Abstract

Intense mobility of people and languages driven by tourism, which propels “cultural transformation of places” (Urry, 1995:2) across the world, is manifested in their linguistic landscapes through varying regimes of multilingualism. Linguistic landscapes, which render themselves for “visual consumption” (Urry, 2005), emerge from the sedimentation and synchronization of diachronic semiotic processes which index current societal developments. The recent period of the COVID-19 pandemic has had a noticeable impact on linguistic landscapes globally through the emergence of a noticeable and coherent layer of pandemic regulatory signage. In a longitudinal study covering the period between the outbreak of the pandemic in March 2020 to its decline in August 2022, we trace the implementation of regulatory measures in a highly frequented tourist region in Slovakia whereby the actors involved in the tourist industry implemented the official pandemic legislature aimed at preventing the spread of the disease.
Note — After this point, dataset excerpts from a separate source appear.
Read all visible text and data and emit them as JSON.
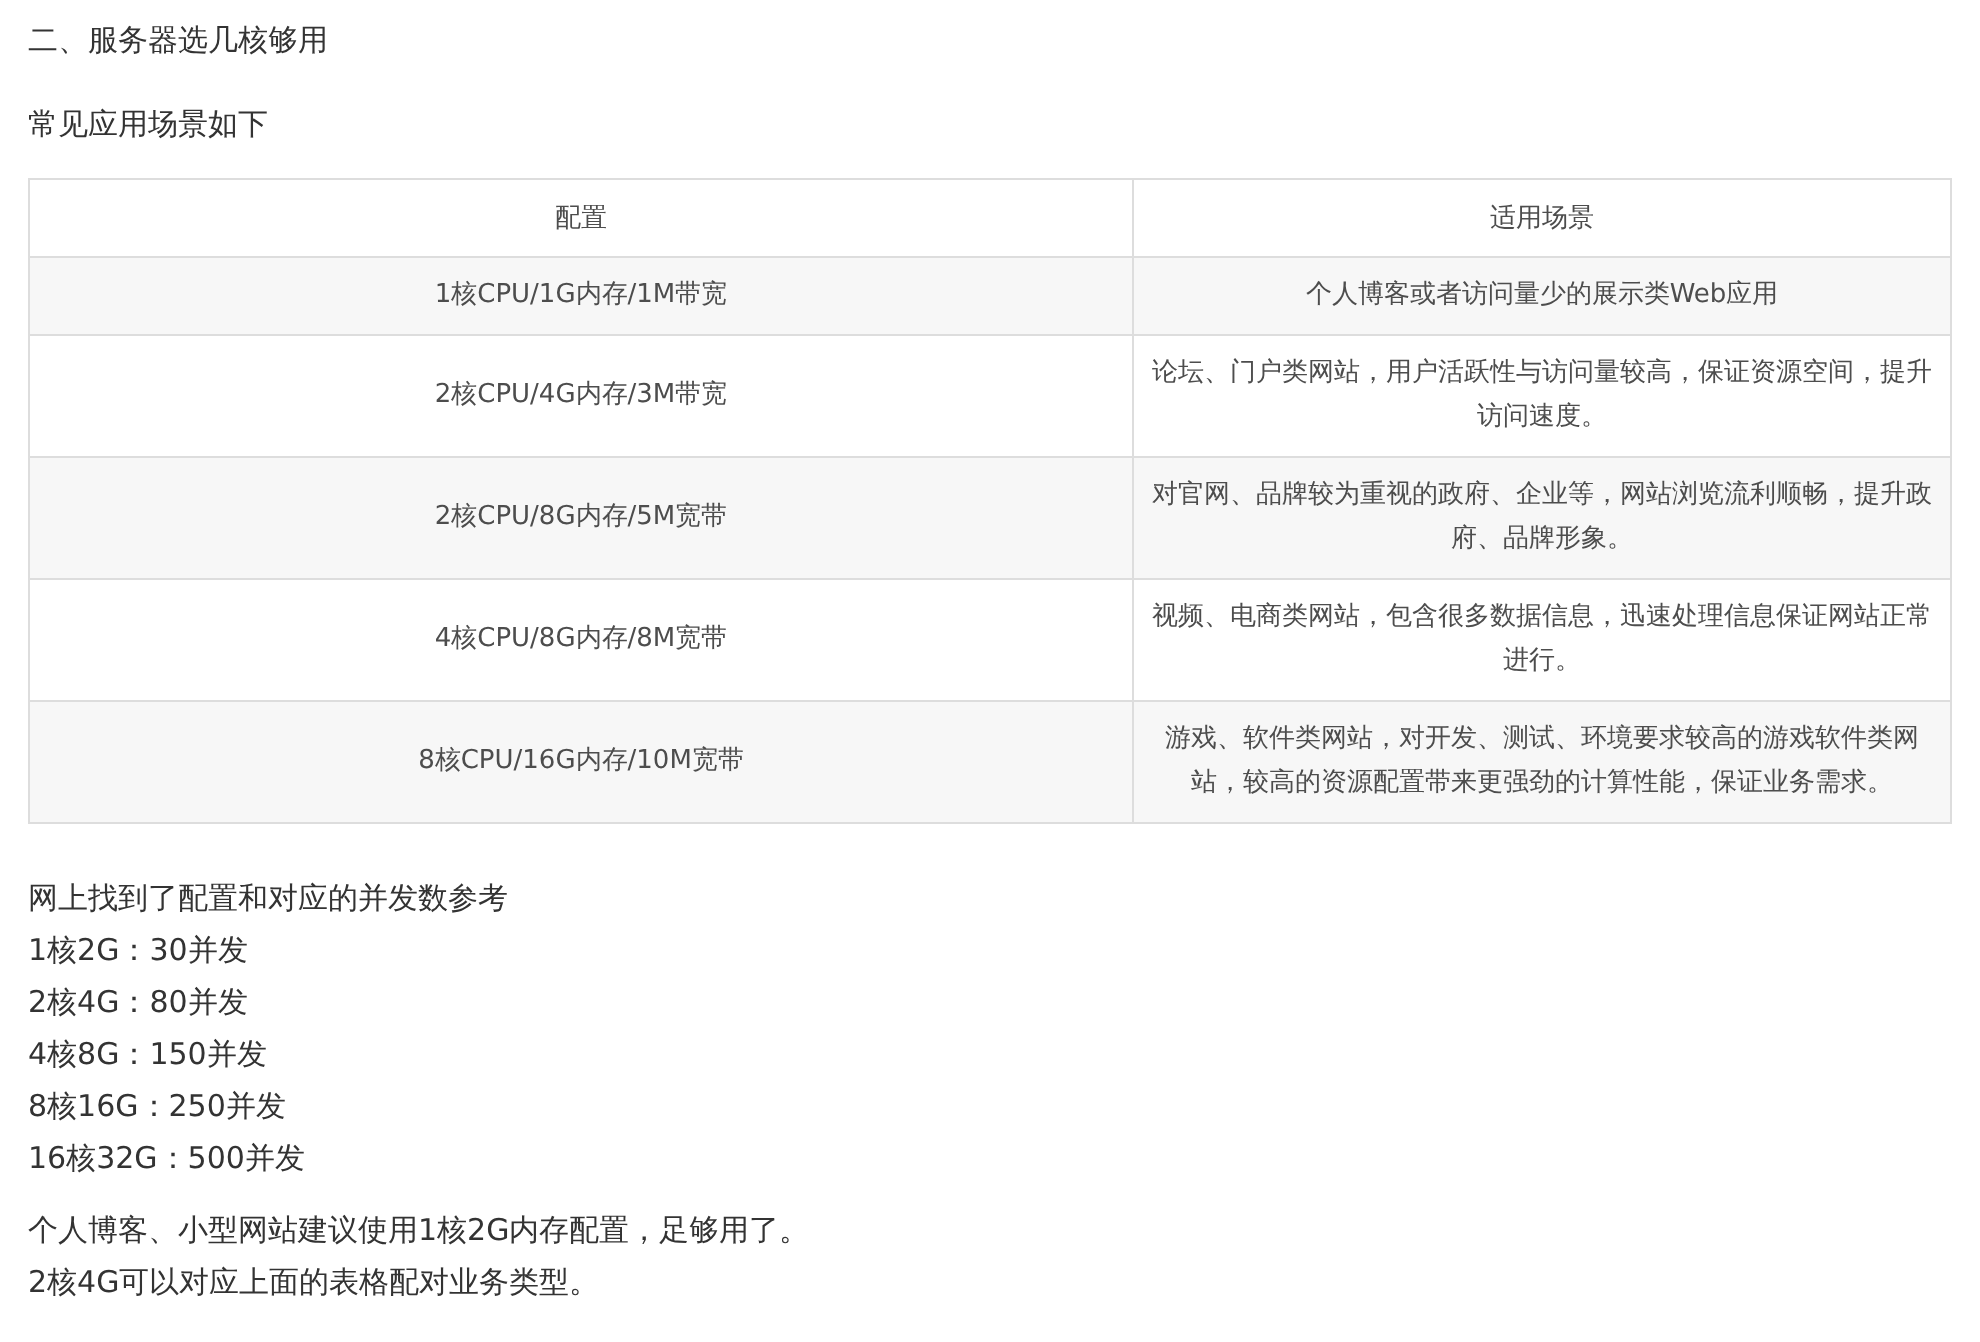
{
  "heading": "二、服务器选几核够用",
  "intro": "常见应用场景如下",
  "table": {
    "columns": [
      "配置",
      "适用场景"
    ],
    "rows": [
      {
        "config": "1核CPU/1G内存/1M带宽",
        "scenario": "个人博客或者访问量少的展示类Web应用"
      },
      {
        "config": "2核CPU/4G内存/3M带宽",
        "scenario": "论坛、门户类网站，用户活跃性与访问量较高，保证资源空间，提升访问速度。"
      },
      {
        "config": "2核CPU/8G内存/5M宽带",
        "scenario": "对官网、品牌较为重视的政府、企业等，网站浏览流利顺畅，提升政府、品牌形象。"
      },
      {
        "config": "4核CPU/8G内存/8M宽带",
        "scenario": "视频、电商类网站，包含很多数据信息，迅速处理信息保证网站正常进行。"
      },
      {
        "config": "8核CPU/16G内存/10M宽带",
        "scenario": "游戏、软件类网站，对开发、测试、环境要求较高的游戏软件类网站，较高的资源配置带来更强劲的计算性能，保证业务需求。"
      }
    ]
  },
  "reference_lines": [
    "网上找到了配置和对应的并发数参考",
    "1核2G：30并发",
    "2核4G：80并发",
    "4核8G：150并发",
    "8核16G：250并发",
    "16核32G：500并发"
  ],
  "summary_lines": [
    "个人博客、小型网站建议使用1核2G内存配置，足够用了。",
    "2核4G可以对应上面的表格配对业务类型。"
  ]
}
Our overall goal is to explore the management of “pandemic regulatory discourse”, i.e., how producers of regulatory signage manage multimodal resources to convey their authority and stance towards regulations, to legitimize regulatory measures, and to ensure compliance with them. The study is grounded in the theoretical-methodological approaches of ethnographic linguistic landscape studies, geosemiotics, sociolinguistics of globalization, sociopragmatics, and language management theory.